In other orders from their private conference today, the justices agreed to hear the case of Charles Liu and Xin Wang, who obtained $27 million from 50 Chinese investors who wanted to take advantage of a federal program that provides visas to immigrants who invest in businesses that create jobs in the United States. Liu and Wang told the investors that the money would be used to build a cancer-treatment center, but they never even secured the permits that they would need to start construction. Instead, they transferred most of the money to their own overseas accounts.

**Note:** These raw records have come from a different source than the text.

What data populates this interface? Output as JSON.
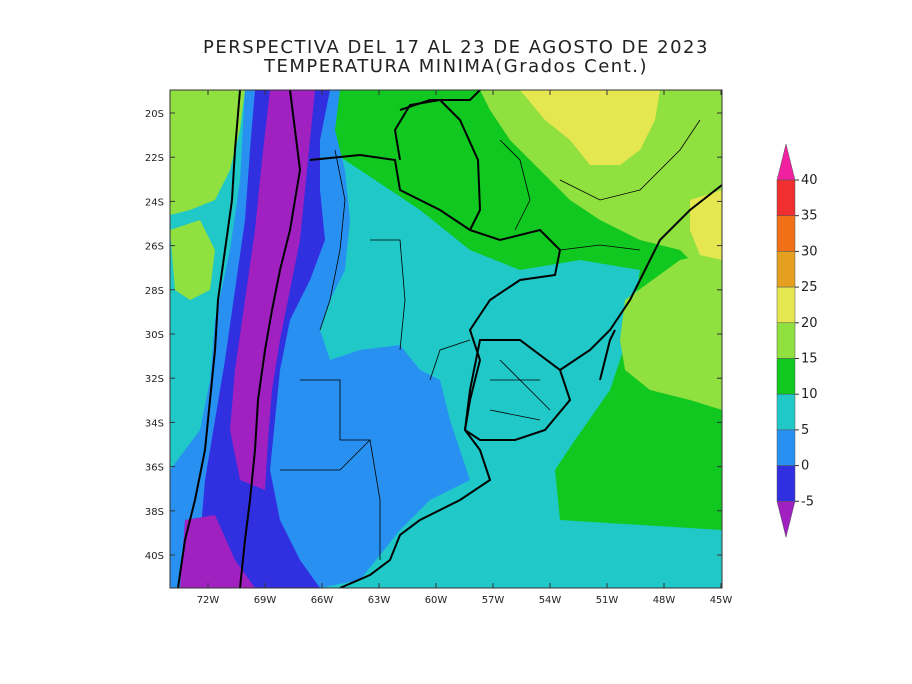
{
  "title": {
    "line1": "PERSPECTIVA DEL 17 AL 23 DE AGOSTO DE 2023",
    "line2": "TEMPERATURA MINIMA(Grados Cent.)"
  },
  "map": {
    "lat_ticks": [
      "20S",
      "22S",
      "24S",
      "26S",
      "28S",
      "30S",
      "32S",
      "34S",
      "36S",
      "38S",
      "40S"
    ],
    "lon_ticks": [
      "72W",
      "69W",
      "66W",
      "63W",
      "60W",
      "57W",
      "54W",
      "51W",
      "48W",
      "45W"
    ]
  },
  "colorbar": {
    "labels": [
      "40",
      "35",
      "30",
      "25",
      "20",
      "15",
      "10",
      "5",
      "0",
      "-5"
    ],
    "colors": {
      "below_-5": "#a020c0",
      "-5_0": "#3030e0",
      "0_5": "#2890f0",
      "5_10": "#20c8c8",
      "10_15": "#10c820",
      "15_20": "#90e040",
      "20_25": "#e6e650",
      "25_30": "#e6a020",
      "30_35": "#f07018",
      "35_40": "#f03030",
      "above_40": "#f020a0"
    }
  }
}
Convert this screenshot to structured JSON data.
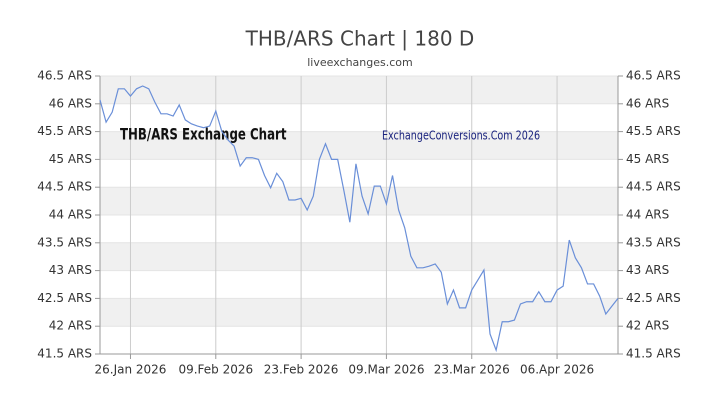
{
  "chart_data": {
    "type": "line",
    "title": "THB/ARS Chart | 180 D",
    "subtitle": "liveexchanges.com",
    "annotations": [
      "THB/ARS Exchange Chart",
      "ExchangeConversions.Com 2026"
    ],
    "x": [
      "2026-01-21",
      "2026-01-22",
      "2026-01-23",
      "2026-01-24",
      "2026-01-25",
      "2026-01-26",
      "2026-01-27",
      "2026-01-28",
      "2026-01-29",
      "2026-01-30",
      "2026-01-31",
      "2026-02-01",
      "2026-02-02",
      "2026-02-03",
      "2026-02-04",
      "2026-02-05",
      "2026-02-06",
      "2026-02-07",
      "2026-02-08",
      "2026-02-09",
      "2026-02-10",
      "2026-02-11",
      "2026-02-12",
      "2026-02-13",
      "2026-02-14",
      "2026-02-15",
      "2026-02-16",
      "2026-02-17",
      "2026-02-18",
      "2026-02-19",
      "2026-02-20",
      "2026-02-21",
      "2026-02-22",
      "2026-02-23",
      "2026-02-24",
      "2026-02-25",
      "2026-02-26",
      "2026-02-27",
      "2026-02-28",
      "2026-03-01",
      "2026-03-02",
      "2026-03-03",
      "2026-03-04",
      "2026-03-05",
      "2026-03-06",
      "2026-03-07",
      "2026-03-08",
      "2026-03-09",
      "2026-03-10",
      "2026-03-11",
      "2026-03-12",
      "2026-03-13",
      "2026-03-14",
      "2026-03-15",
      "2026-03-16",
      "2026-03-17",
      "2026-03-18",
      "2026-03-19",
      "2026-03-20",
      "2026-03-21",
      "2026-03-22",
      "2026-03-23",
      "2026-03-24",
      "2026-03-25",
      "2026-03-26",
      "2026-03-27",
      "2026-03-28",
      "2026-03-29",
      "2026-03-30",
      "2026-03-31",
      "2026-04-01",
      "2026-04-02",
      "2026-04-03",
      "2026-04-04",
      "2026-04-05",
      "2026-04-06",
      "2026-04-07",
      "2026-04-08",
      "2026-04-09",
      "2026-04-10",
      "2026-04-11",
      "2026-04-12",
      "2026-04-13",
      "2026-04-14",
      "2026-04-15",
      "2026-04-16"
    ],
    "series": [
      {
        "name": "THB/ARS",
        "color": "#6a8fd8",
        "values": [
          46.07,
          45.67,
          45.85,
          46.27,
          46.27,
          46.14,
          46.27,
          46.32,
          46.27,
          46.03,
          45.82,
          45.82,
          45.78,
          45.98,
          45.71,
          45.64,
          45.6,
          45.57,
          45.6,
          45.87,
          45.5,
          45.35,
          45.24,
          44.88,
          45.03,
          45.03,
          45.0,
          44.71,
          44.49,
          44.75,
          44.6,
          44.27,
          44.27,
          44.3,
          44.09,
          44.34,
          45.0,
          45.28,
          45.0,
          45.0,
          44.45,
          43.87,
          44.92,
          44.34,
          44.02,
          44.52,
          44.52,
          44.2,
          44.71,
          44.09,
          43.77,
          43.26,
          43.05,
          43.05,
          43.08,
          43.12,
          42.97,
          42.4,
          42.65,
          42.33,
          42.33,
          42.65,
          42.83,
          43.01,
          41.86,
          41.57,
          42.08,
          42.08,
          42.11,
          42.4,
          42.44,
          42.44,
          42.62,
          42.44,
          42.44,
          42.65,
          42.72,
          43.55,
          43.23,
          43.05,
          42.76,
          42.76,
          42.54,
          42.22,
          42.36,
          42.5
        ]
      }
    ],
    "xlim": [
      "2026-01-21",
      "2026-04-16"
    ],
    "xticks": [
      {
        "value": "2026-01-26",
        "label": "26.Jan 2026"
      },
      {
        "value": "2026-02-09",
        "label": "09.Feb 2026"
      },
      {
        "value": "2026-02-23",
        "label": "23.Feb 2026"
      },
      {
        "value": "2026-03-09",
        "label": "09.Mar 2026"
      },
      {
        "value": "2026-03-23",
        "label": "23.Mar 2026"
      },
      {
        "value": "2026-04-06",
        "label": "06.Apr 2026"
      }
    ],
    "ylim": [
      41.5,
      46.5
    ],
    "yticks": [
      {
        "value": 41.5,
        "label": "41.5 ARS"
      },
      {
        "value": 42,
        "label": "42 ARS"
      },
      {
        "value": 42.5,
        "label": "42.5 ARS"
      },
      {
        "value": 43,
        "label": "43 ARS"
      },
      {
        "value": 43.5,
        "label": "43.5 ARS"
      },
      {
        "value": 44,
        "label": "44 ARS"
      },
      {
        "value": 44.5,
        "label": "44.5 ARS"
      },
      {
        "value": 45,
        "label": "45 ARS"
      },
      {
        "value": 45.5,
        "label": "45.5 ARS"
      },
      {
        "value": 46,
        "label": "46 ARS"
      },
      {
        "value": 46.5,
        "label": "46.5 ARS"
      }
    ],
    "grid": true
  }
}
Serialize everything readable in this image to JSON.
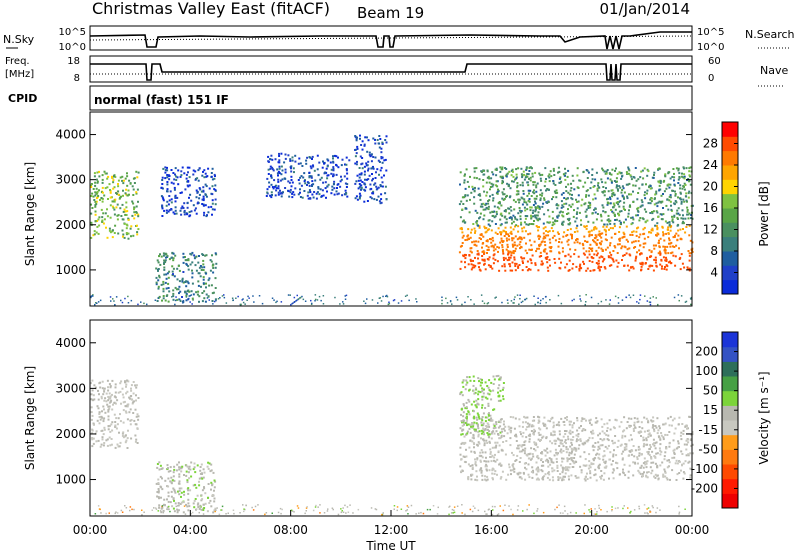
{
  "header": {
    "station": "Christmas Valley East (fitACF)",
    "beam": "Beam 19",
    "date": "01/Jan/2014"
  },
  "noise_panel": {
    "left_label": "N.Sky",
    "left_ticks": [
      "10^5",
      "10^0"
    ],
    "right_ticks": [
      "10^5",
      "10^0"
    ],
    "right_label": "N.Search"
  },
  "freq_panel": {
    "left_label_1": "Freq.",
    "left_label_2": "[MHz]",
    "left_ticks": [
      "18",
      "8"
    ],
    "right_ticks": [
      "60",
      "0"
    ],
    "right_label": "Nave"
  },
  "cpid": {
    "label": "CPID",
    "mode": "normal (fast) 151 IF"
  },
  "colors": {
    "power": [
      "#0a2bd9",
      "#2040c8",
      "#1f5ea0",
      "#3a7f7c",
      "#4a9060",
      "#59a547",
      "#7fc241",
      "#ffd400",
      "#ffa500",
      "#ff7a00",
      "#ff4b00",
      "#ff0000"
    ],
    "velocity": [
      "#1b34d8",
      "#3452c4",
      "#2d6f5a",
      "#46a044",
      "#7cd43a",
      "#b8b8b0",
      "#c8c8c0",
      "#ff9c1a",
      "#ff7a10",
      "#ff4a00",
      "#ff1a00",
      "#ee0000"
    ]
  },
  "chart_data": [
    {
      "type": "heatmap",
      "panel": "power",
      "ylabel": "Slant Range [km]",
      "yticks": [
        "1000",
        "2000",
        "3000",
        "4000"
      ],
      "ylim": [
        200,
        4500
      ],
      "xlim_hours": [
        0,
        24
      ],
      "colorbar": {
        "label": "Power [dB]",
        "ticks": [
          "4",
          "8",
          "12",
          "16",
          "20",
          "24",
          "28"
        ],
        "range": [
          0,
          32
        ]
      },
      "features": [
        {
          "t": [
            0.0,
            1.9
          ],
          "range_km": [
            1700,
            3200
          ],
          "value": 16
        },
        {
          "t": [
            2.8,
            5.0
          ],
          "range_km": [
            2200,
            3300
          ],
          "value": 4
        },
        {
          "t": [
            2.6,
            5.0
          ],
          "range_km": [
            300,
            1400
          ],
          "value": 10
        },
        {
          "t": [
            7.0,
            10.3
          ],
          "range_km": [
            2600,
            3600
          ],
          "value": 4
        },
        {
          "t": [
            10.5,
            11.8
          ],
          "range_km": [
            2500,
            4000
          ],
          "value": 4
        },
        {
          "t": [
            14.7,
            24.0
          ],
          "range_km": [
            1000,
            2000
          ],
          "value": 26
        },
        {
          "t": [
            14.7,
            24.0
          ],
          "range_km": [
            2000,
            3300
          ],
          "value": 12
        }
      ]
    },
    {
      "type": "heatmap",
      "panel": "velocity",
      "ylabel": "Slant Range [km]",
      "yticks": [
        "1000",
        "2000",
        "3000",
        "4000"
      ],
      "ylim": [
        200,
        4500
      ],
      "xlim_hours": [
        0,
        24
      ],
      "xticks": [
        "00:00",
        "04:00",
        "08:00",
        "12:00",
        "16:00",
        "20:00",
        "00:00"
      ],
      "xlabel": "Time UT",
      "colorbar": {
        "label": "Velocity [m s⁻¹]",
        "ticks": [
          "200",
          "100",
          "50",
          "15",
          "-15",
          "-50",
          "-100",
          "-200"
        ],
        "range": [
          -250,
          250
        ]
      },
      "features": [
        {
          "t": [
            0.0,
            1.9
          ],
          "range_km": [
            1700,
            3200
          ],
          "value": 0
        },
        {
          "t": [
            2.6,
            5.0
          ],
          "range_km": [
            300,
            1400
          ],
          "value": 20
        },
        {
          "t": [
            14.7,
            24.0
          ],
          "range_km": [
            1000,
            2400
          ],
          "value": 0
        },
        {
          "t": [
            14.7,
            16.5
          ],
          "range_km": [
            2000,
            3300
          ],
          "value": 40
        }
      ]
    }
  ]
}
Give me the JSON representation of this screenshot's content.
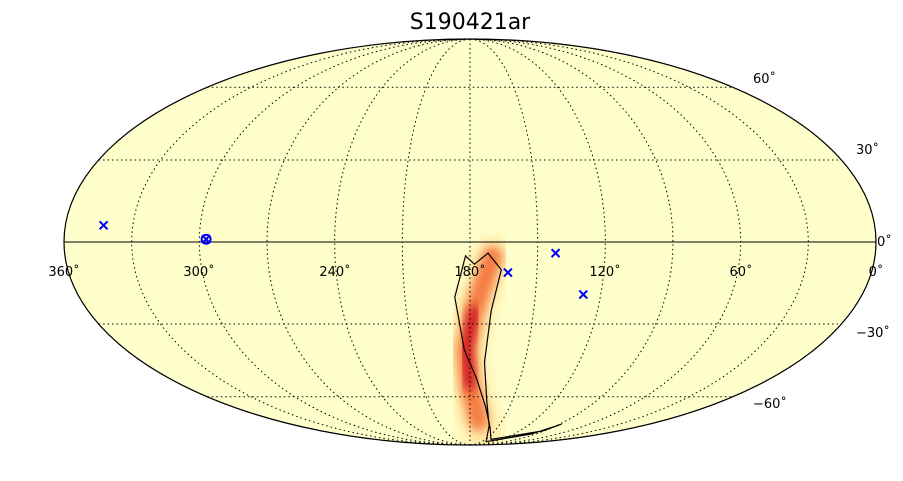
{
  "title": "S190421ar",
  "projection": "mollweide",
  "longitude_axis": {
    "direction": "reversed",
    "range": [
      360,
      0
    ],
    "gridlines_every": 30,
    "tick_labels": [
      {
        "value": 360,
        "text": "360˚"
      },
      {
        "value": 300,
        "text": "300˚"
      },
      {
        "value": 240,
        "text": "240˚"
      },
      {
        "value": 180,
        "text": "180˚"
      },
      {
        "value": 120,
        "text": "120˚"
      },
      {
        "value": 60,
        "text": "60˚"
      },
      {
        "value": 0,
        "text": "0˚"
      }
    ]
  },
  "latitude_axis": {
    "range": [
      -90,
      90
    ],
    "gridlines_every": 30,
    "tick_labels": [
      {
        "value": 60,
        "text": "60˚"
      },
      {
        "value": 30,
        "text": "30˚"
      },
      {
        "value": 0,
        "text": "0˚"
      },
      {
        "value": -30,
        "text": "−30˚"
      },
      {
        "value": -60,
        "text": "−60˚"
      }
    ]
  },
  "grid": true,
  "colors": {
    "background_fill": "#ffffcc",
    "probability_low": "#ffd27a",
    "probability_mid": "#f2612a",
    "probability_high": "#c8001e",
    "marker": "#0000ff",
    "contour": "#000000"
  },
  "markers": [
    {
      "shape": "x",
      "lon": 343,
      "lat": 6
    },
    {
      "shape": "circle-x",
      "lon": 297,
      "lat": 1
    },
    {
      "shape": "x",
      "lon": 163,
      "lat": -11
    },
    {
      "shape": "x",
      "lon": 142,
      "lat": -4
    },
    {
      "shape": "x",
      "lon": 128,
      "lat": -19
    }
  ],
  "probability_region": {
    "description_units": "degrees lon/lat",
    "core_track": [
      [
        170,
        -5
      ],
      [
        178,
        -25
      ],
      [
        182,
        -40
      ],
      [
        180,
        -55
      ],
      [
        172,
        -72
      ],
      [
        160,
        -82
      ]
    ],
    "contour_main": [
      [
        178,
        -8
      ],
      [
        172,
        -4
      ],
      [
        166,
        -10
      ],
      [
        170,
        -25
      ],
      [
        172,
        -45
      ],
      [
        168,
        -62
      ],
      [
        160,
        -75
      ],
      [
        140,
        -86
      ],
      [
        96,
        -80
      ],
      [
        88,
        -74
      ],
      [
        92,
        -78
      ],
      [
        140,
        -84
      ],
      [
        158,
        -76
      ],
      [
        168,
        -65
      ],
      [
        176,
        -52
      ],
      [
        183,
        -40
      ],
      [
        187,
        -20
      ],
      [
        182,
        -5
      ],
      [
        178,
        -8
      ]
    ]
  }
}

The Securities and Exchange Commission filed a civil lawsuit against Liu and Wang, alleging that the pair had violated federal securities laws. The district court agreed and ordered them to pay $26.7 million – virtually all the money they had raised – as well as a statutory penalty totaling over $8 million. The court also barred Liu and Wang from participating in new visa-investment programs. After the court of appeals upheld the order, Liu and Wang asked the Supreme Court to weigh in on whether the SEC had the authority to seek repayment of profits in civil-enforcement cases like theirs. The disgorgement order, they argued, was a penalty intended to deter them from future violations of federal securities laws, a remedy that is not authorized by the laws under which the SEC sued. A ruling for Liu and Wang could have a significant impact on the SEC’s enforcement efforts: In their petition for review, they told the justices that in 2018 the SEC collected $2.51 billion through disgorgement – over a billion dollars more than it collected in civil penalties. The case will likely be scheduled for argument early next year, with a decision to follow by summer.
More orders from today’s conference are expected on Monday at 9:30 a.m.